Digitalis’s Financial Services Partner Fred Duff Gordon helps clients to manage the online narrative around a given issue or event. He takes a few minutes out to discuss his work and some of the opportunities for his clients in a world of rapid digital and societal change.
Back in the noughties I started out in banking communications at a consultancy that specialised in corporate lending, treasury and commodity markets. We also spent a lot of time with clients in the market infrastructure space during a time of rapid growth for electronic trading venues and risk management platforms. A recurring theme was the deployment of new technology and systems for enhanced evaluation and risk management processes. I then moved to a communications consultancy providing branding and strategic communications support for investment management organisations, with a focus on alternative investors.
I joined Digitalis to help build our business in the financial services space. A major element of this is event-driven and special situations, including contested M&A, take-privates, shareholder activism and proxy contests. We help financial services organisations to manage, control and leverage the information available to stakeholders in the open source and social media environment, seeking to ensure it better reflects their business objectives, while diminishing any information risks across their operations.
Managing the availability, accuracy and sentiment of online information (including social media) relating to a business, its people, and its interests is business-critical.

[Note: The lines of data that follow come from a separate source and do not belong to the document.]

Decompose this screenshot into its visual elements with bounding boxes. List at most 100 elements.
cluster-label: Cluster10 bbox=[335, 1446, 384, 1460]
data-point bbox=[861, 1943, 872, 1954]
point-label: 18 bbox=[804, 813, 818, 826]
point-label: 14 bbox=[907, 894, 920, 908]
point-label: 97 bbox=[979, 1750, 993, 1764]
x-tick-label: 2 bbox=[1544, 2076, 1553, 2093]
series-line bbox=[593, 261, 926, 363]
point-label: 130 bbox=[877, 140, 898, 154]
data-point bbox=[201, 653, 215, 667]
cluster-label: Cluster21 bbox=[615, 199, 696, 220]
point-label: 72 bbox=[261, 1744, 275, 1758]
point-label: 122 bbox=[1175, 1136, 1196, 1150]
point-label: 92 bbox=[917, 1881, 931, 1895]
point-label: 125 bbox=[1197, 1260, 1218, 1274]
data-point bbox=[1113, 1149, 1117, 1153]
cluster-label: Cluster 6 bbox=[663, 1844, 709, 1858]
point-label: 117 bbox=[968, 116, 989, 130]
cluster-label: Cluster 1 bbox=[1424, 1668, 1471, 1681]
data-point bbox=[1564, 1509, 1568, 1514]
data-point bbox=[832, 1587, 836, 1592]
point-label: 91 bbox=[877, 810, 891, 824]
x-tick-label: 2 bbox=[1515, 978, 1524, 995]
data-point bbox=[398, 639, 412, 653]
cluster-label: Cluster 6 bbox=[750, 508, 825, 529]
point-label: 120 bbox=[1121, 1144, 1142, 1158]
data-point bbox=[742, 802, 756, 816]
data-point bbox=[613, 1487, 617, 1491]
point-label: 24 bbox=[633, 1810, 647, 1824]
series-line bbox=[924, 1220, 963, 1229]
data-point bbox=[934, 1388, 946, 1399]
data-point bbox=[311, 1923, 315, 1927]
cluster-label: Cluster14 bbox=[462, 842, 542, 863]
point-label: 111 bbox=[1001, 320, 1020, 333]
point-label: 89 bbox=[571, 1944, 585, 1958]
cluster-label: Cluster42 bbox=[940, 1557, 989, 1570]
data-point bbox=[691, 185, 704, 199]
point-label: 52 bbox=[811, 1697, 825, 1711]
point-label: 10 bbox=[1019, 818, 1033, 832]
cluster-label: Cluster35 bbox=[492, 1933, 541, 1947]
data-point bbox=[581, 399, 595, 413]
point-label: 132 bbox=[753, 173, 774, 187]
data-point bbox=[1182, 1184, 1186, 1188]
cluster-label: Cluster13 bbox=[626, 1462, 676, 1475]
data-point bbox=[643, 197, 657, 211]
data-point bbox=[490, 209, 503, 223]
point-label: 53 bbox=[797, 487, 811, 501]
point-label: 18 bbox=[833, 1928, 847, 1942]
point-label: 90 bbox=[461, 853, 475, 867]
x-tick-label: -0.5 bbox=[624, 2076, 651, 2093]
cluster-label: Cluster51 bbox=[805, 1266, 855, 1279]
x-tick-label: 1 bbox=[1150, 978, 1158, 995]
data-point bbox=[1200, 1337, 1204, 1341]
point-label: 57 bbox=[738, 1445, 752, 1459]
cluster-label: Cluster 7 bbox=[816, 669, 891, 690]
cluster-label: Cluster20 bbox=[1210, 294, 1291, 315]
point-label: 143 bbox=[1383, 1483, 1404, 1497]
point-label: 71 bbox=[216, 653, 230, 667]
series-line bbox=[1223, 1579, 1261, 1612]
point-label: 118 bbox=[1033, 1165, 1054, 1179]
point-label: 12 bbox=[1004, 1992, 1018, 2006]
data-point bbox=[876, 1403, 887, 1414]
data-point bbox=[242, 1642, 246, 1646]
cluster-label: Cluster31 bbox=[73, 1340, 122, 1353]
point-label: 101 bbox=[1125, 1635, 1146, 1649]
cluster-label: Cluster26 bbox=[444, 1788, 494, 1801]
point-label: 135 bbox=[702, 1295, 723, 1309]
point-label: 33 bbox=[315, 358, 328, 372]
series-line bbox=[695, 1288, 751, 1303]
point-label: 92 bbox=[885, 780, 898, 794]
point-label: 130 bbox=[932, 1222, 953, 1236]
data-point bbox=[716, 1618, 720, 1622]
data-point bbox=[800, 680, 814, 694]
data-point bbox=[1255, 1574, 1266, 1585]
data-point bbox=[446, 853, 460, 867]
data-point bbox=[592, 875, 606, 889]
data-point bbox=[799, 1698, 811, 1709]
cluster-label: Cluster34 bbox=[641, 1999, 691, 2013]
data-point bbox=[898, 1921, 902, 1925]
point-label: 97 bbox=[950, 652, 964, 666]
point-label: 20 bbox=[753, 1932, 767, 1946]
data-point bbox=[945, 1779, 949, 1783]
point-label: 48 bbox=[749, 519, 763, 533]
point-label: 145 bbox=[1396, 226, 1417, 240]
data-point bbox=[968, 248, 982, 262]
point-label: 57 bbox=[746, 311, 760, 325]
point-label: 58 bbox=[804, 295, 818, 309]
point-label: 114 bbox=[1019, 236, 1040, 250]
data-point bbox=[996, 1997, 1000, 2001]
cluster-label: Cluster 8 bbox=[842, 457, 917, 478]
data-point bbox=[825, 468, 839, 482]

The prioritisation of narratives presented online can be extremely powerful in influencing opinion around contended or otherwise disputed high-value events. It’s vital that when stakeholders seek information about an issue online, they find an accurate and up-to-date representation of your business, its people and its objectives.
Digitalis’s online narrative management toolkit is invaluable in our work to address these needs across all categories of special situation and corporate event, enabling clients to regulate the searchable narratives and to reach new audiences, as well as providing powerful leverage in battles to win the debate around a contended issue.
Having spent many years in strategic communications for the financial services sector, my experience enables me to add value to our financial services clients and help them maximise their position in the online record. The combination of the team’s expertise and Digitalis’s specialised technology enables us to bring positive and differentiated results to our clients, which makes all the hard work worthwhile.
We’re seeing increased media scrutiny directed at teams and individuals involved in large deals within the financial services industry. The focus of this scrutiny is shifting towards those involved at a more personal level. Negative online sentiment and historical online activity, as well as associations and the activity of family members, are frequently used to oppose transactions or reduce support, having a damaging impact on the individuals concerned and the companies they represent. There has also been a recent increase in the levels of activism around major transactions and campaigning either to advance or block their progress.
With media scrutiny becoming ever-more aggressive and personal, it’s vital for individuals and companies to be aware of their digital footprint and to ensure information that exists about them online can withstand media scrutiny. Digitalis’s proprietary technology, combined with the team’s expertise, can help our clients to tackle these evolving threats in new and innovative ways, identifying and managing risks and enabling them to be proactive in protecting themselves and their interests for the future. One of the most enjoyable aspects of our work is developing and delivering new ways to apply the latest technology in support of clients’ evolving needs.
The universe of open-source information constitutes a critical go-to resource for real-time research, while the indexed web remains the enduring digital archive for any business and its stakeholders.
The way that this information is prioritised online influences all stakeholders, including counterparties, investors, investee companies, consultants, and employees, when undertaking informational research. In the years ahead I think we will see organisations increasingly working to regulate open-source information that relates to them and to those issues they care about most. In the meantime, a proactive approach to online reputation management, combining technology and expertise to identify and minimise threats, is vital for those working within financial services.